Jamyang spent the first two months mostly sleeping outdoors, he said, sometimes in ditches that he had dug himself. He tossed away his red robes and began growing out his hair. In the summer, he wandered to the high pastures and slept in the tents of nomads.

“In my dreams, sometimes I would see myself getting shot and dying,” he said.

Two other monks from the protest, Lobsang and Jigme Gyatso, also fled the monastery in the days after Jamyang left. The three stayed apart. After nearly a year in hiding, the monks learned of a guide in Lhasa who could smuggle them into Nepal.

Using fake identification cards, they boarded the new high-altitude train to Lhasa. A driver then sneaked them past checkpoints to the Nepal border, where they crossed a river on logs.
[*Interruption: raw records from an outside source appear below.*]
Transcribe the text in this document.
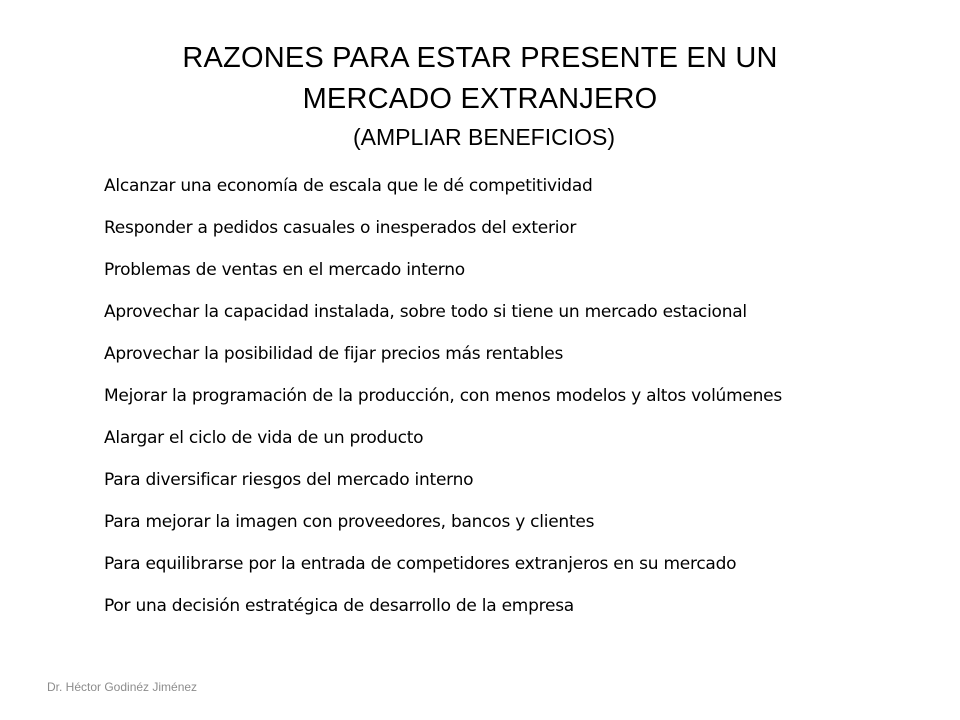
RAZONES PARA ESTAR PRESENTE EN UN
MERCADO EXTRANJERO
(AMPLIAR BENEFICIOS)
Alcanzar una economía de escala que le dé competitividad
Responder a pedidos casuales o inesperados del exterior
Problemas de ventas en el mercado interno
Aprovechar la capacidad instalada, sobre todo si tiene un mercado estacional
Aprovechar la posibilidad de fijar precios más rentables
Mejorar la programación de la producción, con menos modelos y altos volúmenes
Alargar el ciclo de vida de un producto
Para diversificar riesgos del mercado interno
Para mejorar la imagen con proveedores, bancos y clientes
Para equilibrarse por la entrada de competidores extranjeros en su mercado
Por una decisión estratégica de desarrollo de la empresa
Dr. Héctor Godinéz Jiménez
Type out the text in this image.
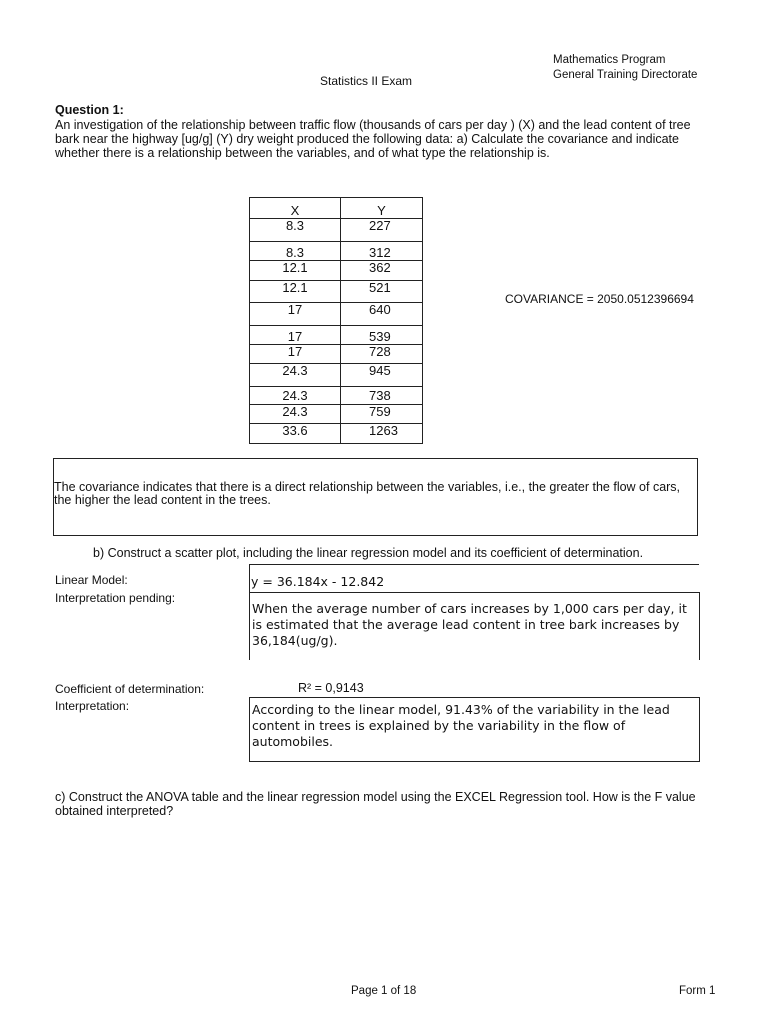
Mathematics Program
General Training Directorate
Statistics II Exam
Question 1:
An investigation of the relationship between traffic flow (thousands of cars per day ) (X) and the lead content of tree bark near the highway [ug/g] (Y) dry weight produced the following data: a) Calculate the covariance and indicate whether there is a relationship between the variables, and of what type the relationship is.
X	Y
8.3	227
8.3	312
12.1	362
12.1	521
17	640
17	539
17	728
24.3	945
24.3	738
24.3	759
33.6	1263
COVARIANCE = 2050.0512396694
The covariance indicates that there is a direct relationship between the variables, i.e., the greater the flow of cars, the higher the lead content in the trees.
b) Construct a scatter plot, including the linear regression model and its coefficient of determination.
Linear Model:
Interpretation pending:
y = 36.184x - 12.842
When the average number of cars increases by 1,000 cars per day, it is estimated that the average lead content in tree bark increases by 36,184(ug/g).
Coefficient of determination:	R² = 0,9143
Interpretation:	According to the linear model, 91.43% of the variability in the lead content in trees is explained by the variability in the flow of automobiles.
c) Construct the ANOVA table and the linear regression model using the EXCEL Regression tool. How is the F value obtained interpreted?
Page 1 of 18	Form 1
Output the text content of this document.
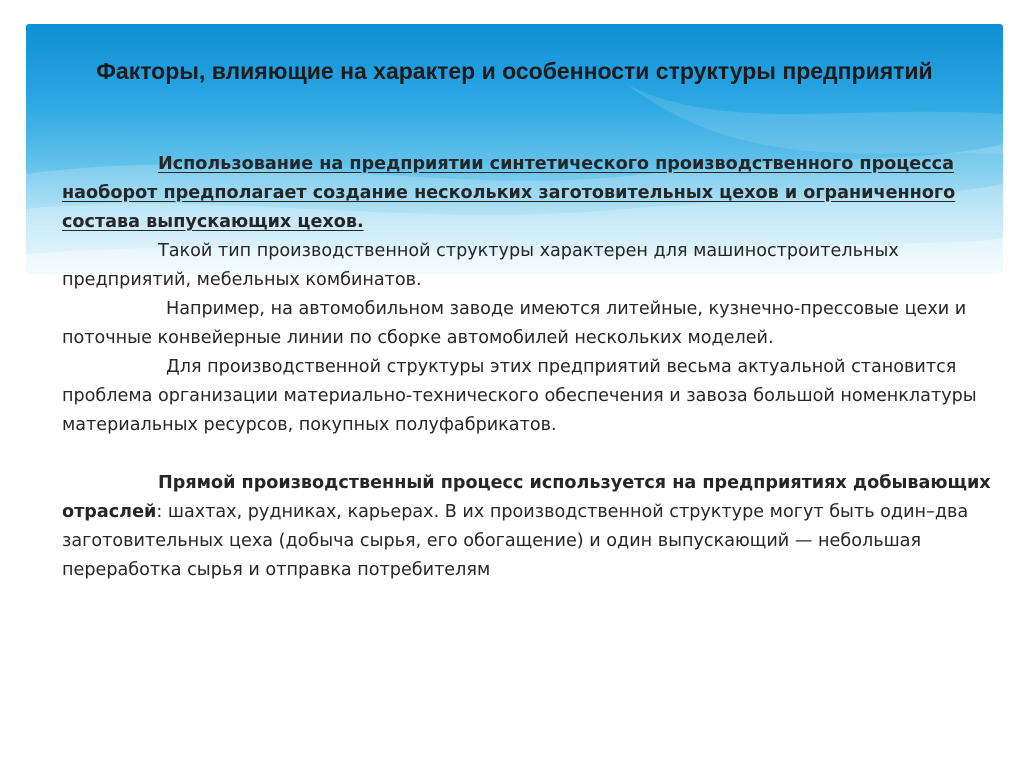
Факторы, влияющие на характер и особенности структуры предприятий

Использование на предприятии синтетического производственного процесса наоборот предполагает создание нескольких заготовительных цехов и ограниченного состава выпускающих цехов.

Такой тип производственной структуры характерен для машиностроительных предприятий, мебельных комбинатов.

Например, на автомобильном заводе имеются литейные, кузнечно-прессовые цехи и поточные конвейерные линии по сборке автомобилей нескольких моделей.

Для производственной структуры этих предприятий весьма актуальной становится проблема организации материально-технического обеспечения и завоза большой номенклатуры материальных ресурсов, покупных полуфабрикатов.

Прямой производственный процесс используется на предприятиях добывающих отраслей: шахтах, рудниках, карьерах. В их производственной структуре могут быть один–два заготовительных цеха (добыча сырья, его обогащение) и один выпускающий — небольшая переработка сырья и отправка потребителям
Of the 15 monks who took part in that protest in front of the journalists, only these three have escaped to India. That they made it here is considered extraordinary given how tightly Chinese authorities clamped down on Tibet. The refugee center here usually gets 2,500 to 3,000 Tibetans per year, but that dropped to 550 last year. By the end of May, only 176 refugees had arrived, said Ngawang Norbu, the center’s director.

The monks say they have no regrets about holding the protest — to them, there was no other way to show the world their true feelings about Chinese rule.

“I miss my friends and family in Tibet, but I try to bury my feelings,” Jamyang said. “At the moment, I can’t return to Tibet, and I don’t know about the future.”